Many views were expressed, including the idea that outward violence would inevitably be necessary to make some kind of point. "Mayhem = catharsis" is how I'd characterize this school of thought. One strikes fear in the opposition by seeming "out of control" -- I was thinking of Dick Nixon, who relished the "mad dog" aspect (mask) when dealing with his imagined foes.
Others spoke to the "inward weapons" in play and how the stupid stuff might be less necessary. John Wish cited a Harvard study saying that violence levels were trending down. He also explained about the city tax structure when we got around to discussing the public restroom issue, which I raised.
Lew, a water and sanitation engineer, and a member of our Nicaragua Delegation, joined myself and a few others for some follow-up discussion in the Social Hall, where other Occupiers, some new to our group, were mingling as well.
When it came my turn to talk, I mostly regaled them with stories of Smedley Butler, the Fighting Quaker, and his outreach to the Hooverville in DC. "Moron MacArthur" stormed the place, ensuring FDR's victory in the polls.

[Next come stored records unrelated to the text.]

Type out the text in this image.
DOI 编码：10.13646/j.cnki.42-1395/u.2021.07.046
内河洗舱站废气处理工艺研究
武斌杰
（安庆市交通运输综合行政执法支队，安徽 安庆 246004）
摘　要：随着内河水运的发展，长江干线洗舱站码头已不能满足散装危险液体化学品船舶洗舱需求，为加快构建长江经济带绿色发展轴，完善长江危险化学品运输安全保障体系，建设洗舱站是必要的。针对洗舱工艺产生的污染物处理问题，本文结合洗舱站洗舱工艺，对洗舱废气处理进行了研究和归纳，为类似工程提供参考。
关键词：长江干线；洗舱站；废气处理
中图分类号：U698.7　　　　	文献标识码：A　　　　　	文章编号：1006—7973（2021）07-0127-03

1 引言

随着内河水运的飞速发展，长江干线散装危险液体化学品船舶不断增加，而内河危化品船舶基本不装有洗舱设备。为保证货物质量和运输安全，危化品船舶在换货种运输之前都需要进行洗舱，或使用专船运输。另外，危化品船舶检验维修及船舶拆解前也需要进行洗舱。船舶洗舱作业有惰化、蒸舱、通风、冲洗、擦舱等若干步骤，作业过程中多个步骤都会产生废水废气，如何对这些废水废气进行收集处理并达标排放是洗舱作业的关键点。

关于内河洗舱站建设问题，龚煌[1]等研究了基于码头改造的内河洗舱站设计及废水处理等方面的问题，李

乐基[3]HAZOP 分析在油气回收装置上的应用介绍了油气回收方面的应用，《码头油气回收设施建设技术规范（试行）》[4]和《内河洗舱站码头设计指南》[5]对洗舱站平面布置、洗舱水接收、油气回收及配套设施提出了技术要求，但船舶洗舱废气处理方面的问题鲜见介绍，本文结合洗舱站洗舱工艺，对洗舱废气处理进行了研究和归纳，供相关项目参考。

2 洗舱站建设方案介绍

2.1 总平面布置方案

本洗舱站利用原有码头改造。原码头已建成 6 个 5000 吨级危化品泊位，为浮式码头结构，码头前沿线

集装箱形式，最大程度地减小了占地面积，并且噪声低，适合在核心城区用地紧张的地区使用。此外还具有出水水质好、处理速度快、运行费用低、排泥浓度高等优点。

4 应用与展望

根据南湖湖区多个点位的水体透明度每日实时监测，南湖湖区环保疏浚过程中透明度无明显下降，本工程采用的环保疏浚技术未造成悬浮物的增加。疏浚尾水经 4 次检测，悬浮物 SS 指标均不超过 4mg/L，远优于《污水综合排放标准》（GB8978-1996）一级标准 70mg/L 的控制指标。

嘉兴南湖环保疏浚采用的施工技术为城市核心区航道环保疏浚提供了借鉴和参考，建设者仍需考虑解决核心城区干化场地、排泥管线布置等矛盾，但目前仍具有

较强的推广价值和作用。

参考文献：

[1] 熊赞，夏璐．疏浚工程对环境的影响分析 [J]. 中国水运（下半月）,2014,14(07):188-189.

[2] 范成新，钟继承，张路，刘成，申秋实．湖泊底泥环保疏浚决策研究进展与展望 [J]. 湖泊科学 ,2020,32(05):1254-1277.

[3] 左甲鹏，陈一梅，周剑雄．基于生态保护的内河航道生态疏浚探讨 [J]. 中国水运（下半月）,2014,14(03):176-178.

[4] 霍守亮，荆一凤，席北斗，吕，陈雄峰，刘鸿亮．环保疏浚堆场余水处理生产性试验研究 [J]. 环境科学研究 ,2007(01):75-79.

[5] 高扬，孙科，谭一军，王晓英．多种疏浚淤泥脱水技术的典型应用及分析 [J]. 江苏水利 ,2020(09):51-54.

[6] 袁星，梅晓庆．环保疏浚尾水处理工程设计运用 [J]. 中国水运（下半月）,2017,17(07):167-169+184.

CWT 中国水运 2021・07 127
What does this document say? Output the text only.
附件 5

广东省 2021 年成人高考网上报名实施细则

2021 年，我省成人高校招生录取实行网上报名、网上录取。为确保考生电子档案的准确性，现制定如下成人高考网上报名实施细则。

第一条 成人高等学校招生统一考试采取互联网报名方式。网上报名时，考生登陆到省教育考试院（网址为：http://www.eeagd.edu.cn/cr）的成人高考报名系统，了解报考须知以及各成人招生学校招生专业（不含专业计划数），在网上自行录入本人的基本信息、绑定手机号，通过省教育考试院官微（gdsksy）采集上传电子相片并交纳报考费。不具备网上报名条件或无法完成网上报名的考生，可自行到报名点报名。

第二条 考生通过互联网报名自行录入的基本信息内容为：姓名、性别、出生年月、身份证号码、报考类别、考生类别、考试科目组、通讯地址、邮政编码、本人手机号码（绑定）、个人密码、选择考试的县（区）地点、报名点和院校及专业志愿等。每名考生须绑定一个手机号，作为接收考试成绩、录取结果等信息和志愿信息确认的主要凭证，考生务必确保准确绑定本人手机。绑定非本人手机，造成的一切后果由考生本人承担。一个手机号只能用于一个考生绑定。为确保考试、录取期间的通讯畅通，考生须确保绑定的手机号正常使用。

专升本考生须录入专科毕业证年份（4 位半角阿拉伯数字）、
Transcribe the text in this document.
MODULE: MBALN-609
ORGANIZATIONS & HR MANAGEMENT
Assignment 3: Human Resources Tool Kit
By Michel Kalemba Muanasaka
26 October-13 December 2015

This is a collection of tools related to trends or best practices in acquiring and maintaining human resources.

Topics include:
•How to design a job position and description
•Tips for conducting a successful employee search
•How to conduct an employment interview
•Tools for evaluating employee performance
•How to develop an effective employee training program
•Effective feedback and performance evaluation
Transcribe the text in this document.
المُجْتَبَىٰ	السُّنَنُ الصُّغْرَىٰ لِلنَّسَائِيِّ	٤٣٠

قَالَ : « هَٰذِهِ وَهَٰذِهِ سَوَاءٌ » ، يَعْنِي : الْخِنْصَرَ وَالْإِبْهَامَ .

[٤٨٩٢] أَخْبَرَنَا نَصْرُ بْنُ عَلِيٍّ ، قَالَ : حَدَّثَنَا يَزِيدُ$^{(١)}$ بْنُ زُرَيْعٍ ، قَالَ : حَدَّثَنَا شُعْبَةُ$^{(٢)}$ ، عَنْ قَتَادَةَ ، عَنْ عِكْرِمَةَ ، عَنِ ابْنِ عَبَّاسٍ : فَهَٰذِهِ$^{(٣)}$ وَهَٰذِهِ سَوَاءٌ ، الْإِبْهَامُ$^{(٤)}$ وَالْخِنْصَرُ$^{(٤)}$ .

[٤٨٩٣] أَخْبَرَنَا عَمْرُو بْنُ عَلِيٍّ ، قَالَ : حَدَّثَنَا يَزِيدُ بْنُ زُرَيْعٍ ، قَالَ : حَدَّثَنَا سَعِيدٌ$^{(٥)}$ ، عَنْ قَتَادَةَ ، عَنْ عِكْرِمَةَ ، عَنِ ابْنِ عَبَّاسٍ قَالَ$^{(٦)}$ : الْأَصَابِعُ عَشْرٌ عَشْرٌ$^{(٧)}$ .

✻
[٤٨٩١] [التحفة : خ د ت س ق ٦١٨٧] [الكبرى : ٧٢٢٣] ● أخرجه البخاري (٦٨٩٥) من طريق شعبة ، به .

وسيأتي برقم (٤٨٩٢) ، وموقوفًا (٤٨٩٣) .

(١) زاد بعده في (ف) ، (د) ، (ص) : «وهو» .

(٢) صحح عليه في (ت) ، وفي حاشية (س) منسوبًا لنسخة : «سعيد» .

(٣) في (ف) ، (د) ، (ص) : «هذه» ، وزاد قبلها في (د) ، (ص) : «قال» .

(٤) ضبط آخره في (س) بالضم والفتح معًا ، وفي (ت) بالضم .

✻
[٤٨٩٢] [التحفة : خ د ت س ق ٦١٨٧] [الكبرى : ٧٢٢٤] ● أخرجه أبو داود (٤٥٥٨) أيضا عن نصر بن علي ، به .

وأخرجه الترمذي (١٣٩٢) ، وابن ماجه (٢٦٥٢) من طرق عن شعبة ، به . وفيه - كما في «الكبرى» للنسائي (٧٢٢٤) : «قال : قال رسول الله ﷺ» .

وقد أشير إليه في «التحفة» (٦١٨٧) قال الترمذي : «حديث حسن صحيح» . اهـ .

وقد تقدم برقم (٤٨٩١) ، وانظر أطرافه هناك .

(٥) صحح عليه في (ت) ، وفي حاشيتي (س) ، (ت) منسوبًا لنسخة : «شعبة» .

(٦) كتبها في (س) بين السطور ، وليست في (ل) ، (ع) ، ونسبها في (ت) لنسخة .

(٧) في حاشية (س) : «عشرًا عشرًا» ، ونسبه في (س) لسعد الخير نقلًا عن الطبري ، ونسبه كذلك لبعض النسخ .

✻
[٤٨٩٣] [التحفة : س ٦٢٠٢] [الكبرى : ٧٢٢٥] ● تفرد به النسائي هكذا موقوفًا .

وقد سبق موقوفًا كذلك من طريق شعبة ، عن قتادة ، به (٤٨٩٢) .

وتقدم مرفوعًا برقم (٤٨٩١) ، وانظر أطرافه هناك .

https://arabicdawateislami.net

Could it happen again?
Would a commitment to public infrastructure, not only latrines, but warming spaces, be considered a "victory"? The commitment to regather next year, and perhaps many years thereafter, to showcase the new village-level democracies springing up around the world, out of refugee camps in many cases, prisons and military bases in others, seems to have plenty of inertia behind it.
OPDX itself has reached a point where a phased, planned shut down, with a plan to reboot next year, would be welcomed by several of the institutions involved, not least the social service agencies who treat drug addiction. They haven't shown up around the perimeter in their community service vehicles (for the most part), to do screening and intake, but they have infiltrated and well know what's going on, and aren't shy about informing.
Getting the public restrooms rebuilt, and made sturdier, for OPDX Twenty Twelve, would be part of this plan going forward. In terms of perimeter vehicles, we've mostly had voyeur TV vans serving the passivist spectator flag wavy NFL/NRA stations. The TV vans have not been exotic, just the usual networks we all recognize, except on rare occasions.
The elements for a phased shutdown are already in place, as a part of the built-in DNA. Humans have an inherent sense of community, an ability to internalize. OPDX is not a full protein, when it comes to Village life. There's no mortuary, no place to bury the dead, for example. In future versions of this microcosm, transplanted elsewhere, we'll have those features, much as the larger bases (and universities, like St. John's) have them today.
Many within OPDX are happy to work with the Portland Police on a drag net operation to purge the camp of meth dealers. The social service agencies have the same safety concerns as the public at large, which is the 99% after all.
But then will healthcare become more available, to these people in need?
The Americans may need to outsource such care-taking to subcultures with more compassion, such as doctors without borders and so on.
USAers aren't especially well known for being able to deal with their social ills; getting kids to sign up for a military adventure is one of their biggest social programs, when it comes to government handouts, and that's not necessarily a drug free career either (on the contrary). JFK (a commander in chief) was on lots of drugs.
The devil is in the details.
Big pharma, in making money (profits) the standard, is cheating (cutting corners), thereby cheapening the quality of its proposed solutions.